Mahmoud El Guindi, der neue Präsident der Vereinigung Islamischer Organisationen, über das Verhältnis zwischen Muslimen und Nichtmuslimen in der Schweiz. Zitate aus einem Interview vom Landboten.
Hat sich das Verhältnis zwischen Muslimen und Nichtmuslimen seit der Einführung des Minarettverbotes verschärft oder entspannt?
Ich habe den Eindruck, es hat eine Sensibilisierung auf beiden Seiten stattgefunden. Es gibt nach wie vor Probleme, Spannungen, Differenzen. Aber der Dialog findet mit einem grösseren Bewusstsein gegenüber der Haltung des Gegenübers statt.
Was kann umgekehrt die muslimische Gesellschaft besser machen, um die Skepsis ihnen gegenüber weiter zu reduzieren?
Die Muslime sollen sich die Kritik anhören und sich überlegen, was davon berechtigt ist und was Polemik und reines Vorurteil ist. In der orientalischen Kultur ist der Zeitbegriff ein anderer. Zeit hat einen sozialen Wert. Hier in Europa ist Zeit auch ein wirtschaftlicher Wert: Time is money, wie man sagt. Zugegeben, es ist eher eine kulturelle, keine religiöse Eigenheit. Dennoch trifft das Vorurteil viele Muslime, da sie von der orientalischen Kultur geprägt sind, und es ist eine berechtigte Forderung hierzulande, wenn man erwartet, dass man pünktlich zu einem Termin erscheint.
Was ist mit der Kritik, dass sich die Frauen verhüllen müssen?
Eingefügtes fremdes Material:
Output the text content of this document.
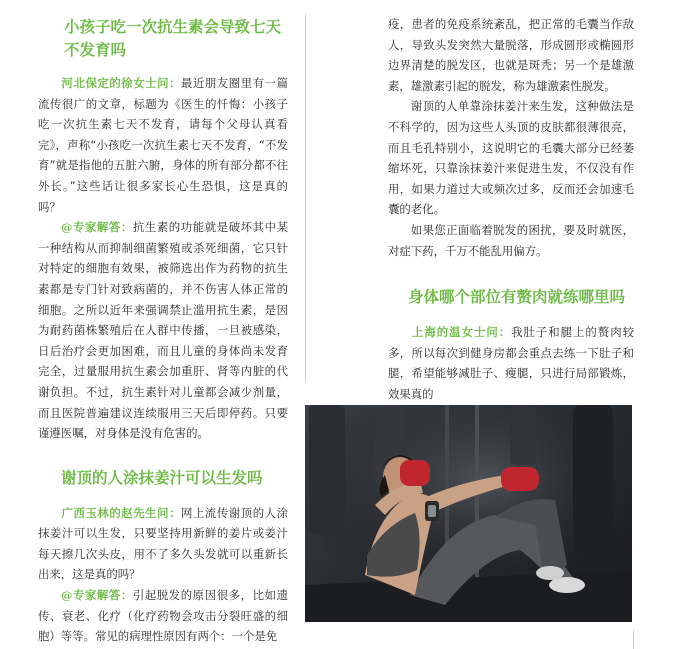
小孩子吃一次抗生素会导致七天不发育吗

河北保定的徐女士问：最近朋友圈里有一篇流传很广的文章，标题为《医生的忏悔：小孩子吃一次抗生素七天不发育，请每个父母认真看完》，声称“小孩吃一次抗生素七天不发育，“不发育”就是指他的五脏六腑，身体的所有部分都不往外长。”这些话让很多家长心生恐惧，这是真的吗？

@专家解答：抗生素的功能就是破坏其中某一种结构从而抑制细菌繁殖或杀死细菌，它只针对特定的细胞有效果，被筛选出作为药物的抗生素都是专门针对致病菌的，并不伤害人体正常的细胞。之所以近年来强调禁止滥用抗生素，是因为耐药菌株繁殖后在人群中传播，一旦被感染，日后治疗会更加困难，而且儿童的身体尚未发育完全，过量服用抗生素会加重肝、肾等内脏的代谢负担。不过，抗生素针对儿童都会减少剂量，而且医院普遍建议连续服用三天后即停药。只要谨遵医嘱，对身体是没有危害的。

谢顶的人涂抹姜汁可以生发吗

广西玉林的赵先生问：网上流传谢顶的人涂抹姜汁可以生发，只要坚持用新鲜的姜片或姜汁每天擦几次头皮，用不了多久头发就可以重新长出来，这是真的吗？

@专家解答：引起脱发的原因很多，比如遗传、衰老、化疗（化疗药物会攻击分裂旺盛的细胞）等等。常见的病理性原因有两个：一个是免

疫，患者的免疫系统紊乱，把正常的毛囊当作敌人，导致头发突然大量脱落，形成圆形或椭圆形边界清楚的脱发区，也就是斑秃；另一个是雄激素，雄激素引起的脱发，称为雄激素性脱发。

谢顶的人单靠涂抹姜汁来生发，这种做法是不科学的，因为这些人头顶的皮肤都很薄很亮，而且毛孔特别小，这说明它的毛囊大部分已经萎缩坏死，只靠涂抹姜汁来促进生发，不仅没有作用，如果力道过大或频次过多，反而还会加速毛囊的老化。

如果您正面临着脱发的困扰，要及时就医，对症下药，千万不能乱用偏方。

身体哪个部位有赘肉就练哪里吗

上海的温女士问：我肚子和腿上的赘肉较多，所以每次到健身房都会重点去练一下肚子和腿，希望能够减肚子、瘦腿，只进行局部锻炼，效果真的
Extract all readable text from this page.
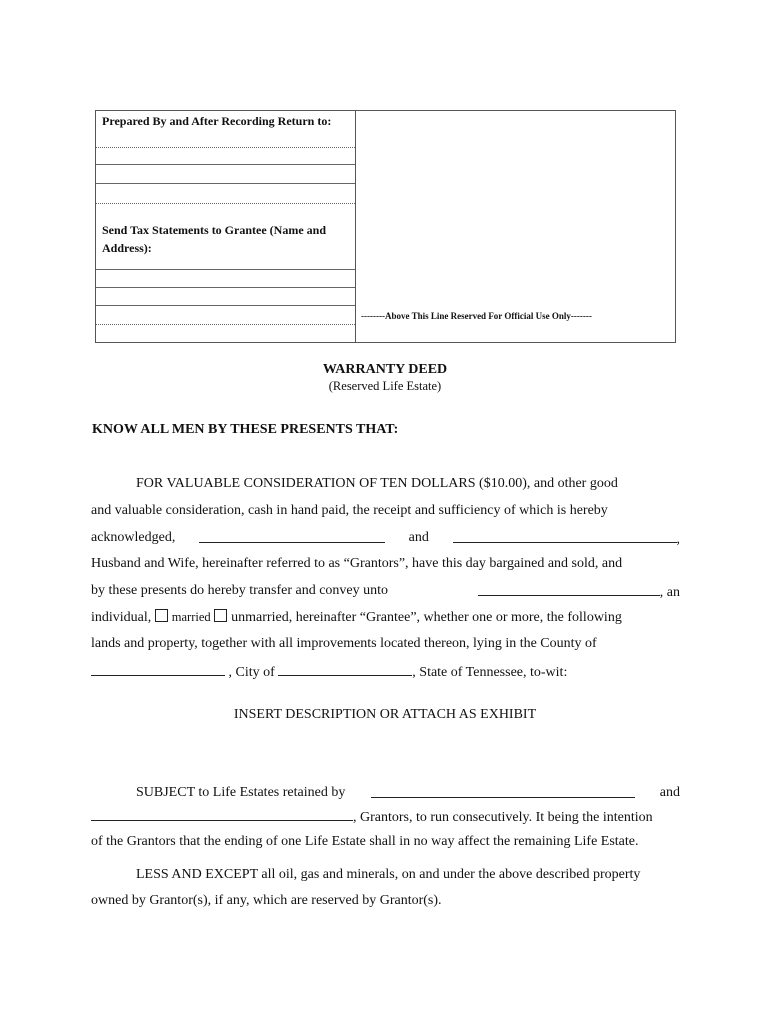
Prepared By and After Recording Return to:
Send Tax Statements to Grantee (Name and Address):
--------Above This Line Reserved For Official Use Only-------
WARRANTY DEED
(Reserved Life Estate)
KNOW ALL MEN BY THESE PRESENTS THAT:
FOR VALUABLE CONSIDERATION OF TEN DOLLARS ($10.00), and other good
and valuable consideration, cash in hand paid, the receipt and sufficiency of which is hereby
acknowledged,	and	,
Husband and Wife, hereinafter referred to as “Grantors”, have this day bargained and sold, and
by these presents do hereby transfer and convey unto	, an
individual, married unmarried, hereinafter “Grantee”, whether one or more, the following
lands and property, together with all improvements located thereon, lying in the County of
, City of	, State of Tennessee, to-wit:
INSERT DESCRIPTION OR ATTACH AS EXHIBIT
SUBJECT to Life Estates retained by	and
, Grantors, to run consecutively. It being the intention
of the Grantors that the ending of one Life Estate shall in no way affect the remaining Life Estate.
LESS AND EXCEPT all oil, gas and minerals, on and under the above described property
owned by Grantor(s), if any, which are reserved by Grantor(s).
Es ist natürlich eine Unterstellung, wenn man sagt, dass der Islam die Frauen diskriminiert. Bevor der Islam im arabischen Raum Einzug hielt, haben die herrschenden, rohen Völker neugeborene Mädchen getötet, weil sie später nicht als Krieger einsetzbar waren. Unter dem Islam wurde dies verboten, ein grosser Fortschritt in der damaligen Zivilisation. Ein anderes Beispiel: Die Frau wird im Gegensatz zum Christentum nicht für die Ursünde verantwortlich gemacht. Eva führte Adam nicht in Versuchung. Beide trifft dieselbe Schuld. Es gibt viele theologische Hinweise darauf, dass die Frau die ihr zustehende Achtung zu erfahren hat. Umgekehrt gibt es hierzulande ein Paradox: Man will den Frauen alle Rechte zugestehen, aber nicht das Recht, sich für das Kopftuchtragen zu entscheiden. Man hat eine fixe Vorstellung von den Freiheitsrechten der Frau, ohne ihr die tatsächliche Selbstbestimmung zu überlassen.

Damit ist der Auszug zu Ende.